Thu Jun 5 02:11:54.179 [initandlisten] MongoDB starting : pid=9 port=27017 dbpath=/var/lib/mongodb 64-bit host=95699cec7d3e Thu Jun 5 02:11:54.179 [initandlisten] db version v2.4.9 Thu Jun 5 02:11:54.179 [initandlisten] git version: nogitversion Thu Jun 5 02:11:54.179 [initandlisten] build info: Linux orlo 3.2.0-58-generic #88-Ubuntu SMP Tue Dec 3 17:37:58 UTC 2013 x86_64 BOOST_LIB_VERSION=1_54 Thu Jun 5 02:11:54.180 [initandlisten] allocator: tcmalloc Thu Jun 5 02:11:54.180 [initandlisten] options: { bind_ip: "127.0.0.1", config: "/etc/mongodb.conf", dbpath: "/var/lib/mongodb", journal: "true", logappend: "true", logpath: "/var/log/mongodb/mongodb.log" } Thu Jun 5 02:11:54.190 [initandlisten] journal dir=/var/lib/mongodb/journal Thu Jun 5 02:11:54.191 [initandlisten] recover : no journal files present, no recovery needed Thu Jun 5 02:11:54.407 [initandlisten] preallocateIsFaster=true 3.08 Thu Jun 5 02:11:54.590 [initandlisten] preallocateIsFaster=true 2.7 Thu Jun 5 02:11:55.794 [initandlisten] preallocateIsFaster=true 2.82 Thu Jun 5 02:11:55.794 [initandlisten] preallocating a journal file /var/lib/mongodb/journal/prealloc.0 Thu Jun 5 02:11:58.018 [initandlisten] File Preallocator Progress: 713031680/1073741824 66% Thu Jun 5 02:12:03.341 [initandlisten] preallocating a journal file /var/lib/mongodb/journal/prealloc.1 Thu Jun 5 02:12:06.088 [initandlisten] File Preallocator Progress: 681574400/1073741824 63%

aspyker commented 10 years ago

and finally a 15 second timeout that shows sometimes "zero" seconds are required. This one worked, but it would have worked with a 5 second timeout if you look at the timestamps.

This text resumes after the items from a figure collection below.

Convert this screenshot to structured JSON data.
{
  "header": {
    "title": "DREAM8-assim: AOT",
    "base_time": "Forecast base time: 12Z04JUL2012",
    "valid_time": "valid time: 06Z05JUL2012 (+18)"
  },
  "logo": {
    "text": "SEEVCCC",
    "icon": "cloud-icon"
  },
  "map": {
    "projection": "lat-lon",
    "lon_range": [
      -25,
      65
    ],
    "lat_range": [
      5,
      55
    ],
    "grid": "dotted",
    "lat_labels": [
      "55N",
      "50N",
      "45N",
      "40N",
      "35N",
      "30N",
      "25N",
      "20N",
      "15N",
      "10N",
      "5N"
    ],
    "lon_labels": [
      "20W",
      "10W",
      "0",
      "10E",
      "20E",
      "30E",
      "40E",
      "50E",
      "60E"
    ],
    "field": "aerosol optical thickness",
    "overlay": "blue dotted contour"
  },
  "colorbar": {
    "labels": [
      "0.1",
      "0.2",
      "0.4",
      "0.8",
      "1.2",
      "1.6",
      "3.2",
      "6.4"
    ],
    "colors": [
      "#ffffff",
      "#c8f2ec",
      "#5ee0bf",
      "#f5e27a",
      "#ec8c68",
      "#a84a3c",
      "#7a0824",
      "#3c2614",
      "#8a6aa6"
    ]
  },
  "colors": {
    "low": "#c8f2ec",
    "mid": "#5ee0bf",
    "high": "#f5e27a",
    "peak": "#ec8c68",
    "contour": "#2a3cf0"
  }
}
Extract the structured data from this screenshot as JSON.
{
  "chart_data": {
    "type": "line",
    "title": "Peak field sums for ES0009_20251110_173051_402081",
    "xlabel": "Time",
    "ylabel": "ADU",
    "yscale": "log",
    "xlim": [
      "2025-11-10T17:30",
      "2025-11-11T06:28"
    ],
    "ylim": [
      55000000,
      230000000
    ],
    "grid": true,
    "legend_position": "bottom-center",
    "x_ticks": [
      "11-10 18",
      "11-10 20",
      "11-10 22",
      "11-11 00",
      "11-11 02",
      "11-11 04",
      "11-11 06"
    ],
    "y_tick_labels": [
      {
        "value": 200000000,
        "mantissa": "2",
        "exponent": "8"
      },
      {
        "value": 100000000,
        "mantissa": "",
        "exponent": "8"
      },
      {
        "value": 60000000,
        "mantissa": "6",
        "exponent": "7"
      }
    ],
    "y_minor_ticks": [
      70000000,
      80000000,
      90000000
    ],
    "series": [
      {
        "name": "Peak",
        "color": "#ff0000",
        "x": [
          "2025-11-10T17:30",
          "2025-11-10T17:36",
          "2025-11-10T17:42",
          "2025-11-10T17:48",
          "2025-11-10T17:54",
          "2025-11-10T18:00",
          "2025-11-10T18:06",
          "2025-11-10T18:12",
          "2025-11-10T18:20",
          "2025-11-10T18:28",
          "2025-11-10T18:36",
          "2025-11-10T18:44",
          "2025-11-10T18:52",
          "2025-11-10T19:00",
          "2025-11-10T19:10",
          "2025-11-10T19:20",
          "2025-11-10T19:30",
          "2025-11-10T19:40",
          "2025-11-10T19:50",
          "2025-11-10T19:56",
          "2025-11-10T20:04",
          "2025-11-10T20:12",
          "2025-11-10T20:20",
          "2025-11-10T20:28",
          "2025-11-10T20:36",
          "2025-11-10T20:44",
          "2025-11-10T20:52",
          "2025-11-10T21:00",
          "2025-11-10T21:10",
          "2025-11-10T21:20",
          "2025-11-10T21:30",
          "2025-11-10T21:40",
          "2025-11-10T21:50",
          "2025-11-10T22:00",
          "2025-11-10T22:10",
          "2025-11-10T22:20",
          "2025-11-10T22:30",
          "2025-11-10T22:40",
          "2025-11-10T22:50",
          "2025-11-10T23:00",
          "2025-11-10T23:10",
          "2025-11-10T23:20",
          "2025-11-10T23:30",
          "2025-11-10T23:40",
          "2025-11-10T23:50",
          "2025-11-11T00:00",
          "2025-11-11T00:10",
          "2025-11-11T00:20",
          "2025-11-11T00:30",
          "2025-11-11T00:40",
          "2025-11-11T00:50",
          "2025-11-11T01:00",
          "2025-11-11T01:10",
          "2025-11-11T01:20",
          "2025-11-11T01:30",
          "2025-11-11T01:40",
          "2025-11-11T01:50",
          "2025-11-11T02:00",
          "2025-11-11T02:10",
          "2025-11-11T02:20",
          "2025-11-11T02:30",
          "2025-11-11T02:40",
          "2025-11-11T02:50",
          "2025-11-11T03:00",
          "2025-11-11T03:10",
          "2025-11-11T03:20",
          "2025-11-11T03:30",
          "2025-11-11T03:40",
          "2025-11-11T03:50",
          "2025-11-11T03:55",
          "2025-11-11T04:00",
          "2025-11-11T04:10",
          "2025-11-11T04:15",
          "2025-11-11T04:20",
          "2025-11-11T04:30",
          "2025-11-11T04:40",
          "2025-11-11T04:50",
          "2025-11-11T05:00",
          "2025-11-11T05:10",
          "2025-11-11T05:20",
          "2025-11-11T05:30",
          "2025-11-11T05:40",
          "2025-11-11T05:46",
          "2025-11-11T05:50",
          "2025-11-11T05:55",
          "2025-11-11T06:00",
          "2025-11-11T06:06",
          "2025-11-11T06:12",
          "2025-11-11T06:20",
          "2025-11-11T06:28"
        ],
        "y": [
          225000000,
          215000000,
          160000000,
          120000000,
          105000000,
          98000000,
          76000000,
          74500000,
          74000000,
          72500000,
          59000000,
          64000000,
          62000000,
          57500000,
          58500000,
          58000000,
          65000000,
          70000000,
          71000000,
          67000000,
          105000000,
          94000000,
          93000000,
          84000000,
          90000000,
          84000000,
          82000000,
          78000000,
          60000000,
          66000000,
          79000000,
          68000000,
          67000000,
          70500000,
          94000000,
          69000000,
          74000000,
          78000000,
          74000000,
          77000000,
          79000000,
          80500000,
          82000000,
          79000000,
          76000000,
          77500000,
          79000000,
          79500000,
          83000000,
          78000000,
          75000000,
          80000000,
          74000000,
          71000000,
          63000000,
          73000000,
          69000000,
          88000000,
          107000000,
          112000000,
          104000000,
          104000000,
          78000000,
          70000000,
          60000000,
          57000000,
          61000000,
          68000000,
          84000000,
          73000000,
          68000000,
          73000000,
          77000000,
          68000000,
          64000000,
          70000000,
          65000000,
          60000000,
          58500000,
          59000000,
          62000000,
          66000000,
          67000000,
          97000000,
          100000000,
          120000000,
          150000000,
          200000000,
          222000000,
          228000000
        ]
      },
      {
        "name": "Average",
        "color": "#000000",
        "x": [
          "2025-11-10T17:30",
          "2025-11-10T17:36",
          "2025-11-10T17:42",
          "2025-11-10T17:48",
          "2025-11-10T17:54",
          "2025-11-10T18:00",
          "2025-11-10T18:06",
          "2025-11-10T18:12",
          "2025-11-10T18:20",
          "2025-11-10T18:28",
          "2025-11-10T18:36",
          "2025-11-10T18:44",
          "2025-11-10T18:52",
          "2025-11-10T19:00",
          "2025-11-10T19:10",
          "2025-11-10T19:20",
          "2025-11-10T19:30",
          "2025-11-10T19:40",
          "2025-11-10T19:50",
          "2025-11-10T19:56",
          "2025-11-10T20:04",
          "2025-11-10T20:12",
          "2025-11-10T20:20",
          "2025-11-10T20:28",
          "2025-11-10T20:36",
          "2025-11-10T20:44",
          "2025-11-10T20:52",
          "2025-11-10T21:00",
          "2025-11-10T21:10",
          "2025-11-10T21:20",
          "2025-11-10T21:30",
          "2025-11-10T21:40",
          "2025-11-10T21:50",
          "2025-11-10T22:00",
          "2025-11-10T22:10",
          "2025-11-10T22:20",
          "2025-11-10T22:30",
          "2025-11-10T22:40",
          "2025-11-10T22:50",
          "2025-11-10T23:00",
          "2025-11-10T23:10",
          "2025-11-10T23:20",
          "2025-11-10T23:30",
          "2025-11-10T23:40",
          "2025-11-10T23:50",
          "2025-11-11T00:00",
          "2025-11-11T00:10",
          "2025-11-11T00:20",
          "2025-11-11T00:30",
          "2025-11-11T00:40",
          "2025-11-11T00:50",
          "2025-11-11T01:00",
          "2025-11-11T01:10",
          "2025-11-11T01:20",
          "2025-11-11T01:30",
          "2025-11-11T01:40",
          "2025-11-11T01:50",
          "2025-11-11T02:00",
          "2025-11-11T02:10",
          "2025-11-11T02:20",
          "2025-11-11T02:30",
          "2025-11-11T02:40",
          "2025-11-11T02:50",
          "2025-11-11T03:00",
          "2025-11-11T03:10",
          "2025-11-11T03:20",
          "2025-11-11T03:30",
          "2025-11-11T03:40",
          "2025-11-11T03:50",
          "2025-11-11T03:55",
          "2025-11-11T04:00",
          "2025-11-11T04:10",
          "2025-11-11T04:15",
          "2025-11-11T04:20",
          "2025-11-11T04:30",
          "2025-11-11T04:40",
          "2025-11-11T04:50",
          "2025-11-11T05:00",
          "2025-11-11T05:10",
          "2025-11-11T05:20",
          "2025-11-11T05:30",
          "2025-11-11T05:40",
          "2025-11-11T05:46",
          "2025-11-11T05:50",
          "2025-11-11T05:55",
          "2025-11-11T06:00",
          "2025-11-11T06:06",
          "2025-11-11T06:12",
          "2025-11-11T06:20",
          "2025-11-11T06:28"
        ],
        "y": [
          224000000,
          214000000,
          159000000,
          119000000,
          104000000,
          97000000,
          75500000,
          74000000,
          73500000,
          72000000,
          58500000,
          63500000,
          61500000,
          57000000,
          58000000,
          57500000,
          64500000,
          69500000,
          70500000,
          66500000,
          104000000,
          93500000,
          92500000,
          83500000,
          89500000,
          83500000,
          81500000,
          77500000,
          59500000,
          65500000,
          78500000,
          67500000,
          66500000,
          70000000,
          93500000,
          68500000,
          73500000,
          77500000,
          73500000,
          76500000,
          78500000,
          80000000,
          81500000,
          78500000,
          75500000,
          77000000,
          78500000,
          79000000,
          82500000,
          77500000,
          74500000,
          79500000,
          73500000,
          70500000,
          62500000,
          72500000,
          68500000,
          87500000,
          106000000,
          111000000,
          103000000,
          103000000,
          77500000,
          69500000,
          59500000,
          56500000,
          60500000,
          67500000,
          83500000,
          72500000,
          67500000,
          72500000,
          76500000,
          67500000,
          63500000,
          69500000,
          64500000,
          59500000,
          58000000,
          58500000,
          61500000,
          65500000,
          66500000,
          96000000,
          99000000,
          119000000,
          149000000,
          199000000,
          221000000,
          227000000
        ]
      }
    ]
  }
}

Thu Jun 5 02:14:17.843 [initandlisten] MongoDB starting : pid=9 port=27017 dbpath=/var/lib/mongodb 64-bit host=95699cec7d3e Thu Jun 5 02:14:17.843 [initandlisten] db version v2.4.9 Thu Jun 5 02:14:17.843 [initandlisten] git version: nogitversion Thu Jun 5 02:14:17.843 [initandlisten] build info: Linux orlo 3.2.0-58-generic #88-Ubuntu SMP Tue Dec 3 17:37:58 UTC 2013 x86_64 BOOST_LIB_VERSION=1_54 Thu Jun 5 02:14:17.843 [initandlisten] allocator: tcmalloc Thu Jun 5 02:14:17.843 [initandlisten] options: { bind_ip: "127.0.0.1", config: "/etc/mongodb.conf", dbpath: "/var/lib/mongodb", journal: "true", logappend: "true", logpath: "/var/log/mongodb/mongodb.log" } Thu Jun 5 02:14:17.850 [initandlisten] journal dir=/var/lib/mongodb/journal Thu Jun 5 02:14:17.851 [initandlisten] recover : no journal files present, no recovery needed Thu Jun 5 02:14:17.959 [FileAllocator] allocating new datafile /var/lib/mongodb/local.ns, filling with zeroes... Thu Jun 5 02:14:17.959 [FileAllocator] creating directory /var/lib/mongodb/_tmp Thu Jun 5 02:14:17.962 [FileAllocator] done allocating datafile /var/lib/mongodb/local.ns, size: 16MB, took 0.002 secs Thu Jun 5 02:14:17.962 [FileAllocator] allocating new datafile /var/lib/mongodb/local.0, filling with zeroes... Thu Jun 5 02:14:17.963 [FileAllocator] done allocating datafile /var/lib/mongodb/local.0, size: 64MB, took 0 secs Thu Jun 5 02:14:17.964 [websvr] admin web console waiting for connections on port 28017 Thu Jun 5 02:14:17.966 [initandlisten] waiting for connections on port 27017 Thu Jun 5 02:14:32.790 [initandlisten] connection accepted from 127.0.0.1:38680 #1 (1 connection now open)

aspyker commented 10 years ago

ok, so it seems like sometimes mongo decides to pre-allocate and sometimes not and this is why it sometimes fails:

http://grokbase.com/t/gg/mongodb-user/143k60ercx/mongodb-preallocates-journal-files-issue

Not sure of an answer yet, but at least I can spot why it works quickly sometimes and fails slowly other times.

aspyker commented 10 years ago

seems like we might be able to use this option:

https://jira.mongodb.org/browse/SERVER-2733

tkhinaba commented 10 years ago

I added smallfiles = true in mongodb.conf to avoid large size of files are created at the initial data loading. See smallfiles.